Although procedural and evidentiary reforms are suggested as part of the Evidence Act and the Criminal Code, the ‘Canadian Victims Bill of Rights’ portion of this document fails to meet promises of groundbreaking changes towards a victims’ rights culture and re-establishes merely good practice standards for criminal justice agencies.
Indeed, in cases where the ‘rights’ listed in this document are breached by federal criminal justice agencies, it is made perfectly clear that no legal action, appeal or any form of damages can be provided under this Act.

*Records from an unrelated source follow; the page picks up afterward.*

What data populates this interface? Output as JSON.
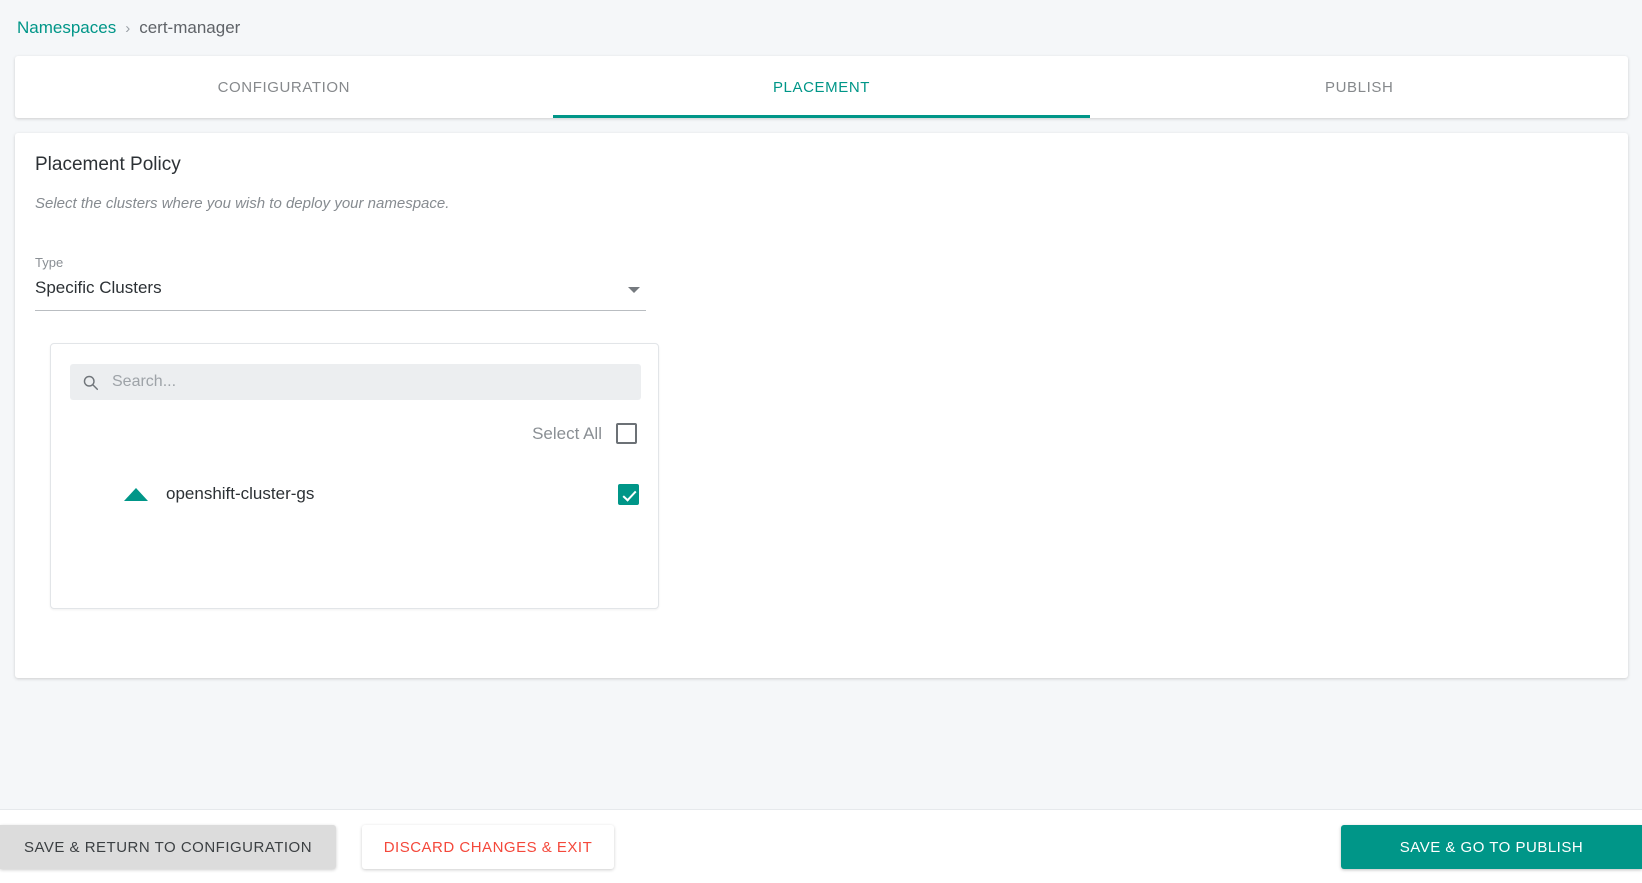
{
  "breadcrumb": {
    "root_label": "Namespaces",
    "separator": "›",
    "current_label": "cert-manager"
  },
  "tabs": [
    {
      "label": "CONFIGURATION",
      "active": false
    },
    {
      "label": "PLACEMENT",
      "active": true
    },
    {
      "label": "PUBLISH",
      "active": false
    }
  ],
  "placement": {
    "title": "Placement Policy",
    "description": "Select the clusters where you wish to deploy your namespace.",
    "type_field": {
      "label": "Type",
      "value": "Specific Clusters"
    },
    "search": {
      "placeholder": "Search...",
      "value": ""
    },
    "select_all": {
      "label": "Select All",
      "checked": false
    },
    "clusters": [
      {
        "name": "openshift-cluster-gs",
        "checked": true,
        "status_icon": "triangle-up-icon"
      }
    ]
  },
  "footer": {
    "save_return_label": "SAVE & RETURN TO CONFIGURATION",
    "discard_label": "DISCARD CHANGES & EXIT",
    "save_publish_label": "SAVE & GO TO PUBLISH"
  },
  "colors": {
    "accent": "#009688",
    "danger": "#f4483b",
    "page_bg": "#f5f7f9",
    "muted_text": "#868b90"
  }
}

Professionals working in the area of victims’ rights cannot read these words without being reminded of the Ontario court decision in Vanscoy. In this decision, victims in two separate cases brought an action before the Ontario Court claiming that their ‘rights’ under the Ontario Victims’ Bill of Rights were breached after the Crown proceeded with pleas over their objection. The court stated that the exculpatory language that specifically provides that no new cause of action or appeal would arise from any breaches clearly and unequivocally made clear that the legislature did not intend to provide any substantive statutory rights to victims. Indeed, it highlighted that “The act is a statement of principle and social policy, beguilingly clothed in the language of legislation. It does not establish any statutory rights for the victims of crime.”
Indeed, the government’s proposed Victims Bill of Rights can be considered as listing principles of good practice rather than enforceable legal rights. In addition, it is also made clear that the status of victims in proceedings does not change and therefore victims cannot claim to be parties, intervenors or observers based on this proposed law. With such clear and explicit terms, one fails to see why this Act is called a Victims Bill of Rights.
As a form of remedy for breaches, this Act highlights that every federal criminal justice agency must have a complaints mechanism to review complaints and provide recommendations in relation to these alleged breaches. Although this mechanism can be useful as a first step of action in cases of breaches, its limitations are clear since at this stage, the complaint remains within the same agency in breach and fails to provide victims with a more removed and independent process to assess breaches and provide remedies.
Further, in cases of dissatisfaction with the outcome of this internal process, an unclear provision suggests that victims can file a complaint with “any authority that has jurisdiction to review complaints in relation to that department…”. The unfortunate vagueness of this provision does nothing to facilitate victim navigation through this complaints process. Instead, an authority like the Federal Victims’ Ombudsman – which is already in place and little known to victims – should have explicitly been mentioned. Although this would not have created new remedies, since this federal body already has jurisdiction to hear complaints in cases of victim dissatisfaction and recommend limited remedies to federal criminal justice agencies in breach, the government could have seized this opportunity to remind victims that this body exists. Finally, it is worth highlighting that since the Federal Victims’ Ombudsman’s investigatory and remedial powers have not been expanded, this proposed Bill of Rights does not add anything new to existing remedies.
In conclusion, the terminology of ‘rights’ employed throughout this proposed Bill is unfortunate and can create further confusion and unrealistic expectations for victims of crime. If the intention is not to provide legally enforceable rights or any new enforcement mechanisms for victims, the government would gain credibility by removing the charged terminology of ‘rights’ and avoiding deceiving victims as highlighted in Vanscoy.